Il palazzo dell'ex zuccherificio di Mirandola è un edificio industriale storico di Mirandola, in provincia di Modena.

Realizzato negli anni 1930 per la produzione di alcool etilico e zucchero, il complesso rappresenta uno dei più importanti esempi di archeologia industriale della bassa modenese.[1][2]

Storia[modifica | modifica wikitesto]

Negli anni 1930 la Società italiana per l'industria dello zucchero indigeno, di proprietà dell'armatore genovese Erasmo Piaggio e del figlio Carlo, decise di impiantare a Mirandola un'industria per la lavorazione delle barbabietole. Lo scopo dell'impianto, inaugurato nel 1936,[3] era inizialmente la distillazione dell'alcol etilico da utilizzare come carburante: a seguito delle sanzioni economiche all'Italia fascista da parte della Società delle Nazioni, infatti, in Italia vi era un'alta richiesta di risorse energetiche alternative al petrolio.[1]

Nel maggio 1937 il Ministero delle corporazioni autorizzò l'ampliamento della distilleria per aumentare la produzione fino a 1000 ettanidri di alcol al giorno.[4] Nella stagione 1938 venne registrata una produzione di 32.700 ettanidri.[5]

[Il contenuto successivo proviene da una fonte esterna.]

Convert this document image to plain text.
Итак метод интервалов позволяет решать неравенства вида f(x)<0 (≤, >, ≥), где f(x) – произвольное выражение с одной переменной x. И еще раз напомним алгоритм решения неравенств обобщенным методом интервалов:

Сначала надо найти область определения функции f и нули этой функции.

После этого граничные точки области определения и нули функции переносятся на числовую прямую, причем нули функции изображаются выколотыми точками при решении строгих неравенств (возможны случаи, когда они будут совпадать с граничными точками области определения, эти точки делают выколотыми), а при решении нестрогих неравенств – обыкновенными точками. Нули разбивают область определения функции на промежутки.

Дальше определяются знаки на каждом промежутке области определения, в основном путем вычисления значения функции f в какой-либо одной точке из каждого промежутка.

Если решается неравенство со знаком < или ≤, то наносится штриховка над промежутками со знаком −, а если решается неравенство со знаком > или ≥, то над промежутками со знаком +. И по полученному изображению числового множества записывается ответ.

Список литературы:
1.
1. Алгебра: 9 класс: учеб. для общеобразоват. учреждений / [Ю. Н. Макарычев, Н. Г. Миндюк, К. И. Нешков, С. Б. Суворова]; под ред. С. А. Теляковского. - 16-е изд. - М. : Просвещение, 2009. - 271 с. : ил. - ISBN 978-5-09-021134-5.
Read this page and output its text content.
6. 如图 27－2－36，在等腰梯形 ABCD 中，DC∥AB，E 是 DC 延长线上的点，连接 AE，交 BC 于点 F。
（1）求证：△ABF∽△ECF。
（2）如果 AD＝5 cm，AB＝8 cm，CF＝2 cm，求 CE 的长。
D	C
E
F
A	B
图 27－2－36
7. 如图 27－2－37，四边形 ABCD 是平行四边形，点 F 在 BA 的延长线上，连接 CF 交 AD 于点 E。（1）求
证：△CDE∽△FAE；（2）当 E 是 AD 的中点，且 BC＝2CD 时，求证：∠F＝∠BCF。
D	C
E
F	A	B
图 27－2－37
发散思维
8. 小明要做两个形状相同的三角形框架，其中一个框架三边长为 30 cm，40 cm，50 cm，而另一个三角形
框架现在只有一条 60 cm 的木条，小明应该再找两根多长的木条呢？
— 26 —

Dopo l'8 settembre 1943, la distilleria divenne uno dei possibili obiettivi delle incursioni aeree alleate. L'approvigionamento di carbone e la produzione e vendita di alcol venne controllata dl Comando germanico di stanza a Verona. Complessivamente, la struttura subì 11 attacchi aerei, avvenuti l'11 e 23 dicembre 1944; il 9, 17 (quattro volte) e 18 gennaio 1945; 24 febbraio; 12, 15, 22 e 31 marzo 1945.[6] I duri bombardamenti dei primi mesi del 1945 da parte dell'aviazione alleata causò gravi danni agli impianti della distilleria,[7] in particolare al magazzino delle polpe secche, all'officina meccanica e al deposito delle scorte.[6] Nel 2006 venne rinvenuta una bomba statunitense inesplosa da 500 libbre[8]. Divenuta ormai inattiva la fabbrica, gli operai decisero di smontare i macchinari rimasti e nasconderli nel castello dei Pico o nelle valli mirandolesi, per paura che fossero sottratti dai nazisti, oltre che nella speranza di riprendere la produzione appena terminata la guerra.[6]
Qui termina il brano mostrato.